CrowAndArrow · 20/04/2022 21:15

He sounds bloody awful OP.

Why are you with him ?

Kitty901 · 20/04/2022 21:17

He is definitely either having an affair or planning to or may be just having a flirt to boost his confidence! Either way, this is wrong and you are right to be worried. I wouldn't rush to say to kick him out as i don't know your personal situation but have a very good conversation with him and tell him that he will loose you if he continues that way. I have been on the other side, had a married colleague with kids messaging me that sort of things and learnt that when a man does that, they normally want to take it further. He isn't just messaging her for the fun, he wants something more and will get it if she gives in. Is he normally like this? How is your relationship in general?

dumdumduuuummmmm · 20/04/2022 21:19

I'm sorry OP. Your DH is not only behaving inappropriately but he is doing it whilst knowing that you know. That is such an unbelievably crass action and it shows he has zero respect for you and feels emboldened enough to do it as either he doesn't care if you split up or he thinks you won't.

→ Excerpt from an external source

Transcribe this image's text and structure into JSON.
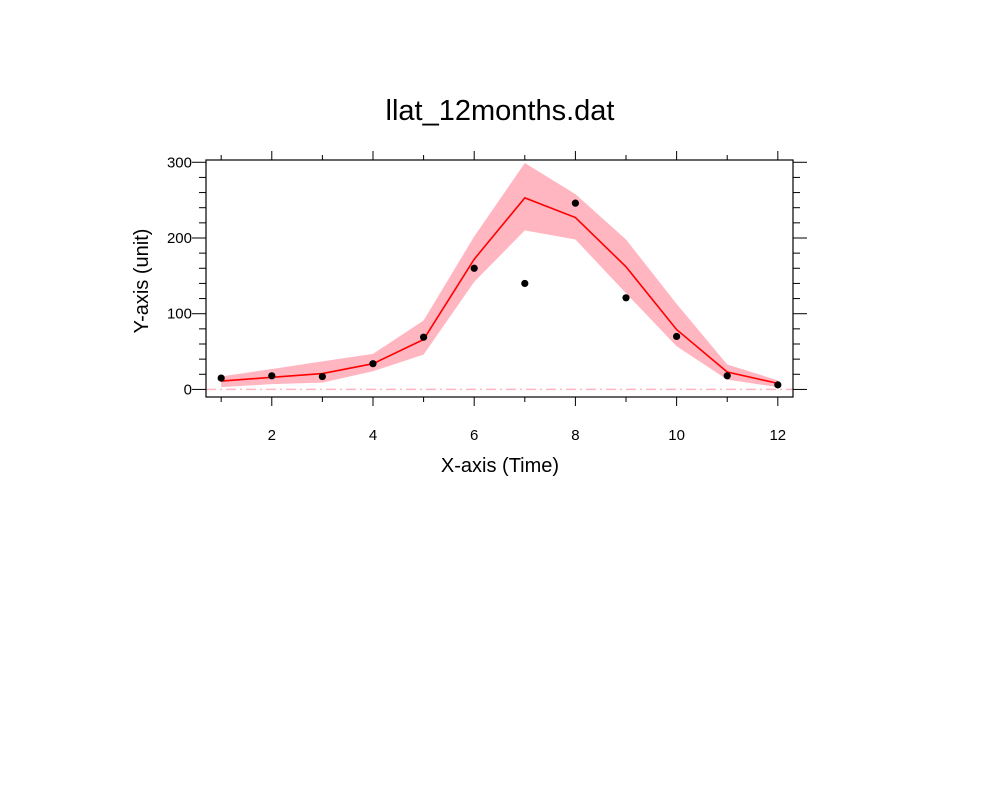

Shinydiscoballs1 · 20/04/2022 21:55

Yes you are wasting your time, get rid and make yourself happy

bumpermom · 21/04/2022 14:43

Wow, kick his ass out ! Don't be manipulated by this liar.

Watchkeys · 21/04/2022 17:30

So you've seen his overtly sexual messages to another woman, and he knows this, and he tells you you're mad for thinking something's going on?

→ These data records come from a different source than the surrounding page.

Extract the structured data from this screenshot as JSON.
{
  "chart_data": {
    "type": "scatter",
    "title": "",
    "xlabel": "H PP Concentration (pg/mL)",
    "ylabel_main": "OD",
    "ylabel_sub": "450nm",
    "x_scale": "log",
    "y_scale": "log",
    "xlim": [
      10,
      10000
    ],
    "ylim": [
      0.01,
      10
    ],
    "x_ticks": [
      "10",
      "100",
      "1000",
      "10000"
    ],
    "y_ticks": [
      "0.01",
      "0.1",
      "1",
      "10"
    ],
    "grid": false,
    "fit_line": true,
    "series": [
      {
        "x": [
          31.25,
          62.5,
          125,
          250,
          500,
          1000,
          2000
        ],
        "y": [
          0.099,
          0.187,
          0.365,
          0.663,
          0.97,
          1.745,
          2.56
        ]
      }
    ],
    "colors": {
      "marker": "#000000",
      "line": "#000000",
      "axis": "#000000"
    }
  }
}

Come on, OP. You know what you know. The problem is, when he says you're mad, you think he might be right. Get rid of that thought, and everything will change.

layladomino · 21/04/2022 19:21

Yes he's a waste of your time.

He's chatting up / coming on to another woman, and even though you know - and he knows how upsetting that is - he doesn't care enough about you to stop.

He sounds vile. You desserve better.

TC16 · 22/04/2022 11:56

Thank you all - I think deep down in my heart i know he's a wanker - I just needed to see it from others sides & to be honest, the replies were what I was expecting.
I did call the woman & she just says they're freinds, he's not her type & vice versa which he said the same.